The opening poem of Section II, “End (Nov 21, 2010)”, deals with the end of Autumn—a season popular with poets. The bleakness of this poem places it nearer to Hughes’ “month of the drowned dog” (“November”) than Keats’ “seasons of mists and mellow fruitfulness” (“Ode to Autumn”). In Graham’s poem sound is central. The fog has blanked out the visual: “Deep fog. There are chains in it, and sounds of / hinges. No that was / birds. A bird and a / gate. There are / swingings of the gate that sound like stringed / instruments”. The poem and the world it encompasses has become a soundscape through which we negotiate our way. The journey through the field becomes abstracted from the real by the absence of sight. The sounds turn menacing. The herd of cattle chewing on the feed becomes “the sounds of a crowd / meaning to be silent, all their breathing”, ending in the final image of alienation and extinction: “in / there this / animal / dying slowly / in eternity its / traps”.

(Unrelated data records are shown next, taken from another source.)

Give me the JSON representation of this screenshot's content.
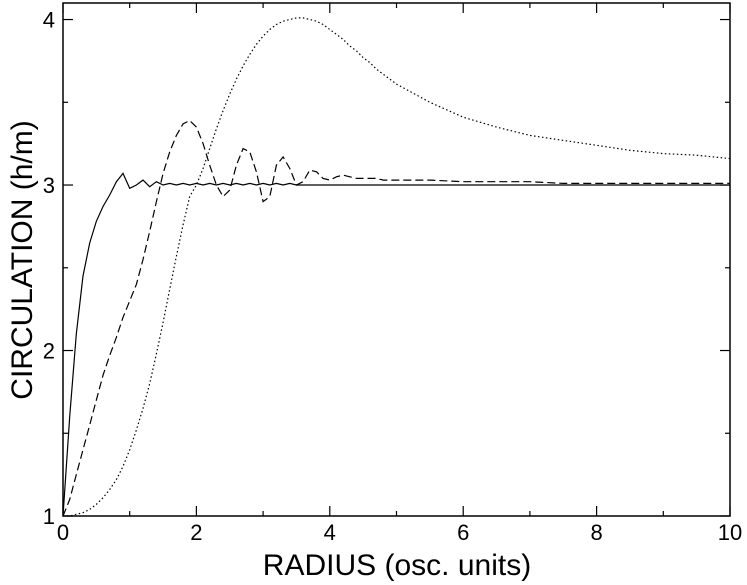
{
  "chart_data": {
    "type": "line",
    "xlabel": "RADIUS (osc. units)",
    "ylabel": "CIRCULATION (h/m)",
    "x": [
      0,
      0.1,
      0.2,
      0.3,
      0.4,
      0.5,
      0.6,
      0.7,
      0.8,
      0.9,
      1.0,
      1.1,
      1.2,
      1.3,
      1.4,
      1.5,
      1.6,
      1.7,
      1.8,
      1.9,
      2.0,
      2.1,
      2.2,
      2.3,
      2.4,
      2.5,
      2.6,
      2.7,
      2.8,
      2.9,
      3.0,
      3.1,
      3.2,
      3.3,
      3.4,
      3.5,
      3.6,
      3.7,
      3.8,
      3.9,
      4.0,
      4.1,
      4.2,
      4.3,
      4.4,
      4.5,
      4.6,
      4.7,
      4.8,
      4.9,
      5.0,
      5.5,
      6.0,
      6.5,
      7.0,
      7.5,
      8.0,
      8.5,
      9.0,
      9.5,
      10.0
    ],
    "series": [
      {
        "color": "#000000",
        "dash": "solid",
        "values": [
          1,
          1.6,
          2.1,
          2.45,
          2.65,
          2.78,
          2.87,
          2.94,
          3.02,
          3.07,
          2.98,
          3.0,
          3.03,
          2.99,
          3.02,
          3.0,
          3.01,
          3.0,
          3.01,
          3.0,
          3.01,
          3.0,
          3.01,
          3.0,
          3.01,
          3.0,
          3.01,
          3.0,
          3.01,
          3.0,
          3.01,
          3.0,
          3.01,
          3.0,
          3.01,
          3.0,
          3.0,
          3.0,
          3.0,
          3.0,
          3.0,
          3.0,
          3.0,
          3.0,
          3.0,
          3.0,
          3.0,
          3.0,
          3.0,
          3.0,
          3.0,
          3.0,
          3.0,
          3.0,
          3.0,
          3.0,
          3.0,
          3.0,
          3.0,
          3.0,
          3.0
        ]
      },
      {
        "color": "#000000",
        "dash": "dashed",
        "values": [
          1,
          1.1,
          1.25,
          1.4,
          1.55,
          1.7,
          1.85,
          1.97,
          2.08,
          2.2,
          2.3,
          2.4,
          2.55,
          2.72,
          2.9,
          3.07,
          3.2,
          3.3,
          3.37,
          3.39,
          3.35,
          3.25,
          3.12,
          3.0,
          2.93,
          2.97,
          3.12,
          3.22,
          3.2,
          3.08,
          2.9,
          2.93,
          3.12,
          3.17,
          3.1,
          3.0,
          3.02,
          3.09,
          3.08,
          3.04,
          3.03,
          3.05,
          3.06,
          3.05,
          3.04,
          3.04,
          3.04,
          3.04,
          3.03,
          3.03,
          3.03,
          3.03,
          3.02,
          3.02,
          3.02,
          3.01,
          3.01,
          3.01,
          3.01,
          3.01,
          3.01
        ]
      },
      {
        "color": "#000000",
        "dash": "dotted",
        "values": [
          1,
          1.0,
          1.01,
          1.02,
          1.04,
          1.07,
          1.11,
          1.16,
          1.22,
          1.3,
          1.4,
          1.52,
          1.65,
          1.8,
          1.98,
          2.17,
          2.37,
          2.57,
          2.76,
          2.93,
          3.0,
          3.1,
          3.22,
          3.34,
          3.45,
          3.55,
          3.64,
          3.72,
          3.79,
          3.85,
          3.9,
          3.94,
          3.97,
          3.99,
          4.0,
          4.01,
          4.01,
          4.0,
          3.99,
          3.97,
          3.94,
          3.91,
          3.88,
          3.84,
          3.81,
          3.77,
          3.74,
          3.7,
          3.67,
          3.64,
          3.61,
          3.5,
          3.41,
          3.35,
          3.3,
          3.27,
          3.24,
          3.21,
          3.19,
          3.18,
          3.16
        ]
      }
    ],
    "xlim": [
      0,
      10
    ],
    "ylim": [
      1,
      4.1
    ],
    "xticks": [
      0,
      2,
      4,
      6,
      8,
      10
    ],
    "yticks": [
      1,
      2,
      3,
      4
    ],
    "xminorticks": [
      1,
      3,
      5,
      7,
      9
    ],
    "yminorticks": [
      1.5,
      2.5,
      3.5
    ]
  }
}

This impulse to open out from the personal to the universal—often in terms of suffering—can be seen in other poems in this collection. The poem, “Untitled” describes the aftermath of a car accident which kills one dog and injures another. This incident sparks a chain of associations from the injured dog “dragging hind end of itself on the dirt / road” to the universal guilt of “187 million perished in wars, massacre, persecution, famine”.

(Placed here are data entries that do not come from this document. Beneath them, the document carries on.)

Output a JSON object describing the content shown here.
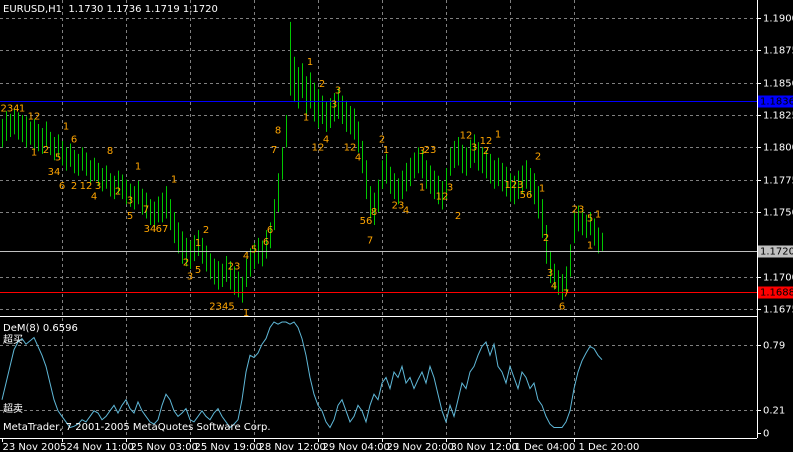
{
  "chart_data": {
    "type": "ohlc",
    "title": "EURUSD,H1  1.1730 1.1736 1.1719 1.1720",
    "color": "#00c800",
    "grid": true,
    "xlim": [
      -0.5,
      188.75
    ],
    "xticks": [
      {
        "value": 0,
        "label": "23 Nov 2005"
      },
      {
        "value": 15,
        "label": "24 Nov 11:00"
      },
      {
        "value": 31,
        "label": "25 Nov 03:00"
      },
      {
        "value": 47,
        "label": "25 Nov 19:00"
      },
      {
        "value": 63,
        "label": "28 Nov 12:00"
      },
      {
        "value": 79,
        "label": "29 Nov 04:00"
      },
      {
        "value": 95,
        "label": "29 Nov 20:00"
      },
      {
        "value": 111,
        "label": "30 Nov 12:00"
      },
      {
        "value": 127,
        "label": "1 Dec 04:00"
      },
      {
        "value": 143,
        "label": "1 Dec 20:00"
      }
    ],
    "ylim": [
      1.16704,
      1.19139
    ],
    "yticks": [
      {
        "value": 1.19,
        "label": "1.1900"
      },
      {
        "value": 1.1875,
        "label": "1.1875"
      },
      {
        "value": 1.185,
        "label": "1.1850"
      },
      {
        "value": 1.1825,
        "label": "1.1825"
      },
      {
        "value": 1.18,
        "label": "1.1800"
      },
      {
        "value": 1.1775,
        "label": "1.1775"
      },
      {
        "value": 1.175,
        "label": "1.1750"
      },
      {
        "value": 1.17,
        "label": "1.1700"
      },
      {
        "value": 1.1675,
        "label": "1.1675"
      }
    ],
    "high": [
      1.1822,
      1.1828,
      1.1826,
      1.183,
      1.1827,
      1.1825,
      1.1824,
      1.182,
      1.1822,
      1.1818,
      1.1815,
      1.182,
      1.1812,
      1.1808,
      1.181,
      1.1805,
      1.18,
      1.1803,
      1.1798,
      1.1795,
      1.18,
      1.1796,
      1.179,
      1.1792,
      1.1788,
      1.1784,
      1.1786,
      1.178,
      1.1778,
      1.1782,
      1.1779,
      1.1775,
      1.1772,
      1.177,
      1.1774,
      1.1768,
      1.1765,
      1.176,
      1.1758,
      1.1762,
      1.1765,
      1.177,
      1.176,
      1.175,
      1.1742,
      1.1735,
      1.173,
      1.1728,
      1.1732,
      1.1736,
      1.173,
      1.1724,
      1.1718,
      1.1714,
      1.1712,
      1.171,
      1.1716,
      1.1712,
      1.1708,
      1.1704,
      1.17,
      1.1714,
      1.1722,
      1.1726,
      1.173,
      1.1728,
      1.1736,
      1.1742,
      1.176,
      1.178,
      1.18,
      1.1825,
      1.1897,
      1.187,
      1.1862,
      1.1865,
      1.1855,
      1.1858,
      1.185,
      1.1845,
      1.184,
      1.1835,
      1.1838,
      1.1842,
      1.1846,
      1.184,
      1.1836,
      1.1832,
      1.183,
      1.182,
      1.1805,
      1.179,
      1.177,
      1.1765,
      1.1775,
      1.179,
      1.1795,
      1.1785,
      1.178,
      1.1776,
      1.1782,
      1.1788,
      1.1792,
      1.1796,
      1.18,
      1.1798,
      1.179,
      1.1786,
      1.1782,
      1.1778,
      1.1774,
      1.1784,
      1.18,
      1.1805,
      1.1808,
      1.1802,
      1.18,
      1.1806,
      1.181,
      1.1804,
      1.18,
      1.1798,
      1.1795,
      1.179,
      1.1792,
      1.1788,
      1.1785,
      1.178,
      1.1778,
      1.1782,
      1.1786,
      1.179,
      1.1784,
      1.178,
      1.177,
      1.176,
      1.174,
      1.172,
      1.171,
      1.1705,
      1.1702,
      1.1708,
      1.1725,
      1.175,
      1.1755,
      1.1752,
      1.1748,
      1.175,
      1.1745,
      1.1738,
      1.1734
    ],
    "low": [
      1.18,
      1.1805,
      1.1808,
      1.181,
      1.1806,
      1.1804,
      1.18,
      1.1802,
      1.1798,
      1.1797,
      1.1795,
      1.18,
      1.1794,
      1.179,
      1.1792,
      1.1786,
      1.1782,
      1.1785,
      1.178,
      1.1778,
      1.1782,
      1.1778,
      1.1772,
      1.1774,
      1.177,
      1.1766,
      1.1768,
      1.1762,
      1.176,
      1.1764,
      1.176,
      1.1756,
      1.1754,
      1.1752,
      1.1756,
      1.1748,
      1.1745,
      1.174,
      1.1738,
      1.1742,
      1.1742,
      1.1745,
      1.1736,
      1.1726,
      1.1718,
      1.171,
      1.1708,
      1.1706,
      1.1712,
      1.1716,
      1.171,
      1.1704,
      1.1698,
      1.1694,
      1.169,
      1.1692,
      1.1696,
      1.169,
      1.1686,
      1.1684,
      1.168,
      1.1692,
      1.17,
      1.1706,
      1.171,
      1.1708,
      1.1714,
      1.1722,
      1.1736,
      1.175,
      1.1775,
      1.18,
      1.184,
      1.1835,
      1.183,
      1.1838,
      1.1825,
      1.183,
      1.182,
      1.1815,
      1.1818,
      1.1812,
      1.1815,
      1.182,
      1.1822,
      1.1818,
      1.1812,
      1.181,
      1.1806,
      1.1796,
      1.178,
      1.176,
      1.1745,
      1.174,
      1.175,
      1.1768,
      1.1772,
      1.1764,
      1.176,
      1.1756,
      1.176,
      1.1766,
      1.177,
      1.1776,
      1.178,
      1.1776,
      1.1768,
      1.1764,
      1.176,
      1.1756,
      1.1752,
      1.176,
      1.1778,
      1.1784,
      1.1786,
      1.178,
      1.1778,
      1.1784,
      1.1788,
      1.1782,
      1.178,
      1.1776,
      1.1772,
      1.1768,
      1.177,
      1.1766,
      1.1762,
      1.1758,
      1.1756,
      1.176,
      1.1764,
      1.1768,
      1.1762,
      1.1756,
      1.1745,
      1.173,
      1.171,
      1.1695,
      1.169,
      1.1686,
      1.1682,
      1.1688,
      1.17,
      1.1726,
      1.1735,
      1.1732,
      1.173,
      1.1732,
      1.1724,
      1.1718,
      1.172
    ],
    "levels": [
      {
        "value": 1.1836,
        "label": "1.1836",
        "color": "#0000ff"
      },
      {
        "value": 1.172,
        "label": "1.1720",
        "color": "#c0c0c0"
      },
      {
        "value": 1.1688,
        "label": "1.1688",
        "color": "#ff0000"
      }
    ],
    "annotation_color": "#ffa500",
    "annotations": [
      {
        "x": 2,
        "y": 1.183,
        "text": "234"
      },
      {
        "x": 5,
        "y": 1.183,
        "text": "1"
      },
      {
        "x": 8,
        "y": 1.1824,
        "text": "12"
      },
      {
        "x": 16,
        "y": 1.1816,
        "text": "1"
      },
      {
        "x": 8,
        "y": 1.1796,
        "text": "1"
      },
      {
        "x": 11,
        "y": 1.1798,
        "text": "2"
      },
      {
        "x": 14,
        "y": 1.1792,
        "text": "5"
      },
      {
        "x": 18,
        "y": 1.1806,
        "text": "6"
      },
      {
        "x": 13,
        "y": 1.1781,
        "text": "34"
      },
      {
        "x": 15,
        "y": 1.177,
        "text": "6"
      },
      {
        "x": 18,
        "y": 1.177,
        "text": "2"
      },
      {
        "x": 21,
        "y": 1.177,
        "text": "12"
      },
      {
        "x": 24,
        "y": 1.177,
        "text": "3"
      },
      {
        "x": 23,
        "y": 1.1762,
        "text": "4"
      },
      {
        "x": 27,
        "y": 1.1797,
        "text": "8"
      },
      {
        "x": 34,
        "y": 1.1785,
        "text": "1"
      },
      {
        "x": 29,
        "y": 1.1766,
        "text": "2"
      },
      {
        "x": 32,
        "y": 1.1759,
        "text": "3"
      },
      {
        "x": 32,
        "y": 1.1747,
        "text": "5"
      },
      {
        "x": 36,
        "y": 1.1752,
        "text": "7"
      },
      {
        "x": 37,
        "y": 1.1737,
        "text": "34"
      },
      {
        "x": 40,
        "y": 1.1737,
        "text": "67"
      },
      {
        "x": 43,
        "y": 1.1775,
        "text": "1"
      },
      {
        "x": 51,
        "y": 1.1736,
        "text": "2"
      },
      {
        "x": 49,
        "y": 1.1726,
        "text": "1"
      },
      {
        "x": 46,
        "y": 1.1711,
        "text": "2"
      },
      {
        "x": 47,
        "y": 1.17,
        "text": "3"
      },
      {
        "x": 49,
        "y": 1.1705,
        "text": "5"
      },
      {
        "x": 58,
        "y": 1.1708,
        "text": "23"
      },
      {
        "x": 55,
        "y": 1.1677,
        "text": "2345"
      },
      {
        "x": 61,
        "y": 1.1672,
        "text": "1"
      },
      {
        "x": 61,
        "y": 1.1716,
        "text": "4"
      },
      {
        "x": 63,
        "y": 1.1721,
        "text": "5"
      },
      {
        "x": 66,
        "y": 1.1727,
        "text": "6"
      },
      {
        "x": 67,
        "y": 1.1736,
        "text": "6"
      },
      {
        "x": 68,
        "y": 1.1798,
        "text": "7"
      },
      {
        "x": 69,
        "y": 1.1813,
        "text": "8"
      },
      {
        "x": 77,
        "y": 1.1866,
        "text": "1"
      },
      {
        "x": 80,
        "y": 1.1849,
        "text": "2"
      },
      {
        "x": 84,
        "y": 1.1844,
        "text": "3"
      },
      {
        "x": 76,
        "y": 1.1823,
        "text": "1"
      },
      {
        "x": 81,
        "y": 1.1806,
        "text": "4"
      },
      {
        "x": 79,
        "y": 1.18,
        "text": "12"
      },
      {
        "x": 83,
        "y": 1.1833,
        "text": "3"
      },
      {
        "x": 87,
        "y": 1.18,
        "text": "12"
      },
      {
        "x": 89,
        "y": 1.1792,
        "text": "4"
      },
      {
        "x": 95,
        "y": 1.1806,
        "text": "2"
      },
      {
        "x": 96,
        "y": 1.1798,
        "text": "1"
      },
      {
        "x": 91,
        "y": 1.1743,
        "text": "56"
      },
      {
        "x": 93,
        "y": 1.175,
        "text": "8"
      },
      {
        "x": 92,
        "y": 1.1728,
        "text": "7"
      },
      {
        "x": 99,
        "y": 1.1755,
        "text": "23"
      },
      {
        "x": 101,
        "y": 1.1751,
        "text": "4"
      },
      {
        "x": 105,
        "y": 1.1797,
        "text": "3"
      },
      {
        "x": 107,
        "y": 1.1798,
        "text": "23"
      },
      {
        "x": 105,
        "y": 1.1769,
        "text": "1"
      },
      {
        "x": 110,
        "y": 1.1762,
        "text": "12"
      },
      {
        "x": 112,
        "y": 1.1769,
        "text": "3"
      },
      {
        "x": 114,
        "y": 1.1747,
        "text": "2"
      },
      {
        "x": 116,
        "y": 1.1809,
        "text": "12"
      },
      {
        "x": 118,
        "y": 1.18,
        "text": "3"
      },
      {
        "x": 121,
        "y": 1.1805,
        "text": "12"
      },
      {
        "x": 121,
        "y": 1.1797,
        "text": "2"
      },
      {
        "x": 124,
        "y": 1.181,
        "text": "1"
      },
      {
        "x": 128,
        "y": 1.1771,
        "text": "123"
      },
      {
        "x": 131,
        "y": 1.1763,
        "text": "56"
      },
      {
        "x": 134,
        "y": 1.1793,
        "text": "2"
      },
      {
        "x": 135,
        "y": 1.1768,
        "text": "1"
      },
      {
        "x": 136,
        "y": 1.173,
        "text": "2"
      },
      {
        "x": 137,
        "y": 1.1703,
        "text": "3"
      },
      {
        "x": 138,
        "y": 1.1693,
        "text": "4"
      },
      {
        "x": 141,
        "y": 1.1687,
        "text": "7"
      },
      {
        "x": 140,
        "y": 1.1677,
        "text": "6"
      },
      {
        "x": 144,
        "y": 1.1752,
        "text": "23"
      },
      {
        "x": 147,
        "y": 1.1745,
        "text": "5"
      },
      {
        "x": 149,
        "y": 1.1748,
        "text": "1"
      },
      {
        "x": 147,
        "y": 1.1724,
        "text": "1"
      }
    ],
    "indicator": {
      "type": "line",
      "title": "DeM(8) 0.6596",
      "overbought_label": "超买",
      "oversold_label": "超卖",
      "color": "#5fb8d8",
      "ylim": [
        -0.045,
        1.036
      ],
      "yticks": [
        0.79,
        0.21,
        0
      ],
      "values": [
        0.3,
        0.45,
        0.6,
        0.75,
        0.82,
        0.85,
        0.8,
        0.83,
        0.86,
        0.78,
        0.7,
        0.6,
        0.45,
        0.3,
        0.2,
        0.15,
        0.1,
        0.05,
        0.06,
        0.08,
        0.12,
        0.1,
        0.15,
        0.2,
        0.18,
        0.12,
        0.15,
        0.2,
        0.25,
        0.18,
        0.25,
        0.3,
        0.22,
        0.18,
        0.28,
        0.2,
        0.15,
        0.1,
        0.08,
        0.12,
        0.25,
        0.35,
        0.3,
        0.2,
        0.15,
        0.18,
        0.22,
        0.12,
        0.1,
        0.15,
        0.2,
        0.15,
        0.12,
        0.18,
        0.22,
        0.15,
        0.1,
        0.05,
        0.08,
        0.12,
        0.3,
        0.55,
        0.7,
        0.68,
        0.72,
        0.8,
        0.85,
        0.95,
        1.0,
        0.98,
        1.0,
        1.0,
        0.98,
        1.0,
        0.95,
        0.85,
        0.7,
        0.5,
        0.35,
        0.25,
        0.2,
        0.1,
        0.05,
        0.12,
        0.25,
        0.3,
        0.2,
        0.1,
        0.15,
        0.25,
        0.2,
        0.1,
        0.25,
        0.35,
        0.3,
        0.45,
        0.5,
        0.4,
        0.55,
        0.5,
        0.6,
        0.45,
        0.5,
        0.4,
        0.48,
        0.55,
        0.45,
        0.6,
        0.5,
        0.35,
        0.2,
        0.1,
        0.25,
        0.15,
        0.3,
        0.45,
        0.4,
        0.55,
        0.6,
        0.7,
        0.78,
        0.82,
        0.7,
        0.8,
        0.6,
        0.55,
        0.45,
        0.6,
        0.5,
        0.4,
        0.55,
        0.5,
        0.4,
        0.45,
        0.3,
        0.25,
        0.15,
        0.08,
        0.05,
        0.05,
        0.05,
        0.1,
        0.2,
        0.4,
        0.55,
        0.65,
        0.72,
        0.78,
        0.76,
        0.7,
        0.66
      ]
    },
    "copyright": "MetaTrader, 7 2001-2005 MetaQuotes Software Corp."
  }
}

Graham’s poems present us with everyday tragedies of ordinary people: the effects of the recession—the “layoffs”, the “for sale signs”, “the woman crying on the second floor as she does not understand what it will be like to / not have a home now” (“Dialogue Of the Imagination’s Fear”); the loss of community—‘they / did away with / the stations / and the jobs / the way of / life / and your number” (“Employment”), and the weariness of life: “death by / wearing out—death by surprise—death by marriage” (“Treadmill”).
Often tough, sometimes tender, but always original and compelling, these poems reward rereading. In the final poem, “Message from Armagh Cathedral 2011”, Graham interweaves several narratives: Irish myth, the “troubles”, a young American soldier maimed in war, the bride to be at her wedding rehearsal. The question at the beginning of the poem: “How will it be told, this evidence, our life, all the clues missing?” is answered in the final line by the bride on the eve of her wedding: “Tomorrow, she says. I can’t wait until tomorrow”.